Ben bir alkış bağımlısıyım; ne yapıp ediyorsam, aferini kapmak için yapıyorum. Peki ya siz, siz değil misiniz? Kim değil ki? Hepimiz bir yolunu bulup alkışı kapma peşindeyiz. Kimimiz bunun için açıkça sahne alıyor, kimimizse istemem ama yan cebime koy hesabı, yan yollardan dolanıp kapmaya çalışıyor.

Öyle ya da böyle alkış hepimize gerekli. Alkışımız yetersiz kalırsa, övüngen oluyoruz. Övünmek, beni gör ve alkışla demek değilse nedir? Benim bu yazı ile övünüyor oluşumun nedeni de aynı. Yerimden yurdumdan, öğretmenliğimden öğreticiliğimden koparıldım. Artık sahnede değilim. Alkışlayanım yok. Artık eskileri anlatıp övünmekten başka çarem yok. Neyse canım, siz varsınız işte. Böyle dilencilik yaptığıma göre bir alkış gönderiverirsiniz, idare edeyim diye.

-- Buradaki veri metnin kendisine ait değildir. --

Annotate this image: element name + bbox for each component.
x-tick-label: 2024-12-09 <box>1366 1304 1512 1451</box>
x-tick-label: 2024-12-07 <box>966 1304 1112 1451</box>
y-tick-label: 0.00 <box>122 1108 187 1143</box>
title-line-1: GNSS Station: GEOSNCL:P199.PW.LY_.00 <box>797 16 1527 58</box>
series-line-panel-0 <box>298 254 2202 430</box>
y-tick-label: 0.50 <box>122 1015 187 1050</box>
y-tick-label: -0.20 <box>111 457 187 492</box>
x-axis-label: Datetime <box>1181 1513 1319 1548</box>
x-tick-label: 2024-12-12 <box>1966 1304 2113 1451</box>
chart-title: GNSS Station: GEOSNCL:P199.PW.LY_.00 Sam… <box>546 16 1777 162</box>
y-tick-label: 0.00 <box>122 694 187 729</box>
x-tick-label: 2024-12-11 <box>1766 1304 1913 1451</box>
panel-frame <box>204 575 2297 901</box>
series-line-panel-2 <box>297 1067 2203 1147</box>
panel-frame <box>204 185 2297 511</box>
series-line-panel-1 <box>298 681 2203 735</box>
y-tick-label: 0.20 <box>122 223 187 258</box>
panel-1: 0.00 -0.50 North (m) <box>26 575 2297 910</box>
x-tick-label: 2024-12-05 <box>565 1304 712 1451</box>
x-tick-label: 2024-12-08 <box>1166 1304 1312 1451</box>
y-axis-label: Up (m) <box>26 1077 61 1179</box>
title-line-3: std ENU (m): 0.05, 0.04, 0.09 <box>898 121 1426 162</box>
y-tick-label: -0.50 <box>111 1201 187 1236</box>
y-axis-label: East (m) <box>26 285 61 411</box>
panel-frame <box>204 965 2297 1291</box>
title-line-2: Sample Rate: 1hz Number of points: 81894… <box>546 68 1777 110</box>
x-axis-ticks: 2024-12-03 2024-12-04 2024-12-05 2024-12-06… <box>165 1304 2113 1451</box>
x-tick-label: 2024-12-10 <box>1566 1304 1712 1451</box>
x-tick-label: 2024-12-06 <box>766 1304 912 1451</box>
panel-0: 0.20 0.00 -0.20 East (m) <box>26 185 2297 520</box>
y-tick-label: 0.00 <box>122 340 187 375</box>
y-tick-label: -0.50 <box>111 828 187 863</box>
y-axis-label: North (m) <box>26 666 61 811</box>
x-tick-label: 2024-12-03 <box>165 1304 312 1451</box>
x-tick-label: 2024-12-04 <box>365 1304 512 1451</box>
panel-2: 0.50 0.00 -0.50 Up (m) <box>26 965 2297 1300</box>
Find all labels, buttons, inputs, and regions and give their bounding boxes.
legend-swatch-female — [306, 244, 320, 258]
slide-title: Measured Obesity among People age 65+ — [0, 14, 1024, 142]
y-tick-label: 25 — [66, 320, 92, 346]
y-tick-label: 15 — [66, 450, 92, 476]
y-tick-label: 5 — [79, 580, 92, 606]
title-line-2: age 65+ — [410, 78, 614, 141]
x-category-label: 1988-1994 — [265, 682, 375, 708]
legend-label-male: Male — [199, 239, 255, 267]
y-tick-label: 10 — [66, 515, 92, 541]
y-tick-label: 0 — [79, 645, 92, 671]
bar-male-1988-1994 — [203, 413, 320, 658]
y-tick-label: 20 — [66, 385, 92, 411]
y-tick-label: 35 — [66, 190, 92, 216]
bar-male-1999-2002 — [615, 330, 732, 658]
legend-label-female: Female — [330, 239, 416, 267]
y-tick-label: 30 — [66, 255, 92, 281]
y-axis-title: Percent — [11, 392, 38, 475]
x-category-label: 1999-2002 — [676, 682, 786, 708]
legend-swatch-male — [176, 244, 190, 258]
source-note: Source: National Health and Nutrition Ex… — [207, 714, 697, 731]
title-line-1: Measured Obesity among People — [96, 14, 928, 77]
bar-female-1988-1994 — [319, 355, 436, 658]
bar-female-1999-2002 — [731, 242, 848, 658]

Onu boş verin de benim şimdi asıl dilenciliğim şu; kitap istiyorum. Aslında burada kitap ibadullah. Ceren sağ olsun, daha ben gelmeden benim için koca bir kitaplık oluşturmuştu. Ben de 2 senede epeyce ekledim. Ayrıca burada kütüphaneler muhteşem, kitaplar taşıyor. İster orada otur oku, ister al eve getir oku. İster gözüm iyi görmüyor de kocaman puntoyla basılmışlardan oku, ister okumaya bile üşen de sesli kitap al, araba sürerken dinle. Olanakların bini beş para. Kitapsız kaldım dersem çarpılırım alimallah. Ama hepsi İngilizce. İngilizce kitap okumuyor değilim, o sayede önceden varlığını bile bilmediğim konularda, neler neler öğrendim bu yeni dünyada. Ancak, insan kendi dilini özlüyor. Türkiye’den gelenler bana hep kitap getiriyor ama yetmiyor. Onun için sizden ricam, okuyup beğendiğiniz bir kitap olursa, bana saklayın. Ya kendiniz getirirsiniz ya da bir gelen olur, gönderirsiniz. Hemen şimdi demiyorum, günün birinde. Benim kitap ihtiyacım sürekli. Ne zaman denk gelirse.

Bir de merakım şu;

Mütevazilik erdemdir diye ezbertletilmişlerden misiniz?

Genelde alkış ihtiyacınızı nasıl karşılıyorsunuz?

Bugünlerde alkışlanacak neler yapıyorsunuz?

Sahi, bugünlerde siz neler okuyorsunuz?